Si inaugura il tempo della Chiesa, in cui essa esperimenta l'invisibile presenza del Signore attraverso il dono dello Spirito.
MATTEO 28, 16-20
Il Vangelo ci garantisce che Gesù sarà presente, con noi, fino alla fine del mondo. Il compito a noi affidato è di proclamare il suo messaggio a tutti i popoli. L'orizzonte del Vangelo è ora tutta l'umanità. La fede cristiana non è passiva, ma è cammino di missione nel e per il mondo intero. Tutto è avvenuto in punta di piedi: Cristo è risorto, ma non ha fatto nulla per convincere il mondo che era vivo. La vita quotidiana è ripresa nella normalità. I capi del popolo, dispiaciuti dell'accaduto, hanno soffocato la voce con una bustarella, sembra che non sia cambiato proprio niente. La menzogna, il potere, il denaro, il rifiuto della realtà dettano ancora legge come prima. A che cosa sono servite tante sofferenze sulla croce, tanti segni e parole di Gesù? Come mai il Messia tanto atteso sembra darsi così poco da fare per convincere il mondo dell'avvenimento più importante della storia umana, quale la sua risurrezione?
Egli si fida del bene, pensa che noi siamo capaci di trasmetterlo, come lui ce lo ha trasmesso, attraverso l'amore. Gli è stato dato ogni potere non per comandare ma per immergerci nell'amore del Padre e permetterci di immergere gli altri - è il significato della parola greca "battezzare" - nel bene che è Dio stesso.
Una giovane badessa fu eletta dopo che quella precedente teneva nelle sue mani ogni attività del monastero. Ogni mattina la nuova eletta scompariva nel bosco e lasciava le suore a sbrigare le cose senza occuparsene. Dopo tre anni di critiche, di panico, d'invadenze varie tra gli uffici per sostituire l'assenza di quella madre noncurante, le monache si sono accorte che era nata la creatività, la libertà di assumersi le proprie responsabilità. Aveva allontanato la diffidenza e permesso una collaborazione ricca di stima reciproca.
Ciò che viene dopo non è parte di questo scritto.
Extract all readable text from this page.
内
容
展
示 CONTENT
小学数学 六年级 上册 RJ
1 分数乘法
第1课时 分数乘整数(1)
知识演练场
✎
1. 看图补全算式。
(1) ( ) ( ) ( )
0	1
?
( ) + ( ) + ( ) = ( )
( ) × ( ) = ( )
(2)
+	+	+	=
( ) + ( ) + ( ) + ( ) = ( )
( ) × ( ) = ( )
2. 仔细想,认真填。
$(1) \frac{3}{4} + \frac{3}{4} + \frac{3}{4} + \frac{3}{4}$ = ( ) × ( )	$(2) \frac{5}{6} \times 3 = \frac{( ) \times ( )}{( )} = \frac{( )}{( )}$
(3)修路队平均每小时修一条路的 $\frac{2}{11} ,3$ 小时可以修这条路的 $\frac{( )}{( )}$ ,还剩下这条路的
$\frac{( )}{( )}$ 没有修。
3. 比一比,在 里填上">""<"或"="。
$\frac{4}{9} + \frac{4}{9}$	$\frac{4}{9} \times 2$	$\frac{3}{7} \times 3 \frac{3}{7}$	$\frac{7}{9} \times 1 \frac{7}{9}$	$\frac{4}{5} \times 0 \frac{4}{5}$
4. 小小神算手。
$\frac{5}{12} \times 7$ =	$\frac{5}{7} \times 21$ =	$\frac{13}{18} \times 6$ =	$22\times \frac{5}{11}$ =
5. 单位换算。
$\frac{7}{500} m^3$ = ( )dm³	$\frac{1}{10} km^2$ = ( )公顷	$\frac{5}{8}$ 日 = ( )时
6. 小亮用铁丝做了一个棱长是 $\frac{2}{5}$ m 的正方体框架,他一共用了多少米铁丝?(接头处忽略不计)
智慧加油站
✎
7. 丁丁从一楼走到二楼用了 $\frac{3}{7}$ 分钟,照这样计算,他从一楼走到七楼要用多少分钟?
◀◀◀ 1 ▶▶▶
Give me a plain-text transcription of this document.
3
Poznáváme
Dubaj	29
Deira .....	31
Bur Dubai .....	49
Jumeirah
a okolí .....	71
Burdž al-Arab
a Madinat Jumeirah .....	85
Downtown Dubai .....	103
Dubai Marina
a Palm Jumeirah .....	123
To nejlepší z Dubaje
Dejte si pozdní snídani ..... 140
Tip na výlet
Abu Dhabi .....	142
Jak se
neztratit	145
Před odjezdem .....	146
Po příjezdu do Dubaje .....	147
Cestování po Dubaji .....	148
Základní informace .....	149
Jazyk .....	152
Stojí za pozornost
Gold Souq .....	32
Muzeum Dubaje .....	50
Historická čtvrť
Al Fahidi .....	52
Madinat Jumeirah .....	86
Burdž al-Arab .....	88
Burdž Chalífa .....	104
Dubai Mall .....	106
Cristo si fida del bene. Se la vita è più forte della morte, se il bene è più potente del male, i segni eclatanti non sono necessari, anzi, sarebbero un elemento di debolezza, come se fosse necessario provare la forza e l'esistenza del bene. Credere nella resurrezione è proprio saper scomparire in punta di piedi, saper partire nel bosco per lasciare che le persone scoprano il proprio spazio.
"Andate dunque - dice il Risorto -, attirate tutti alla conoscenza del bene, fidatevi della loro capacità di trasmetterlo a loro modo, forse molto diverso dal vostro, insegnate loro ciò che vi ho comandato: l'amore". Intanto lui è "con noi tutti i giorni", ed è il suo Spirito che ci anima ogni volta che facciamo stare bene i fratelli, ogni volta che sappiamo uscire dalla scena in punta di piedi.
Amici, Gesù asceso al cielo è vicino a ogni uomo e donna di tutti i tempi, di ogni lingua e cultura, non c'è ostacolo, che possa costituire un impedimento insuperabile fra lui e l'umanità, solo il nostro rifiuto potrebbe essere di ostacolo.
Sicuri di questa vicinanza fidiamoci di lui.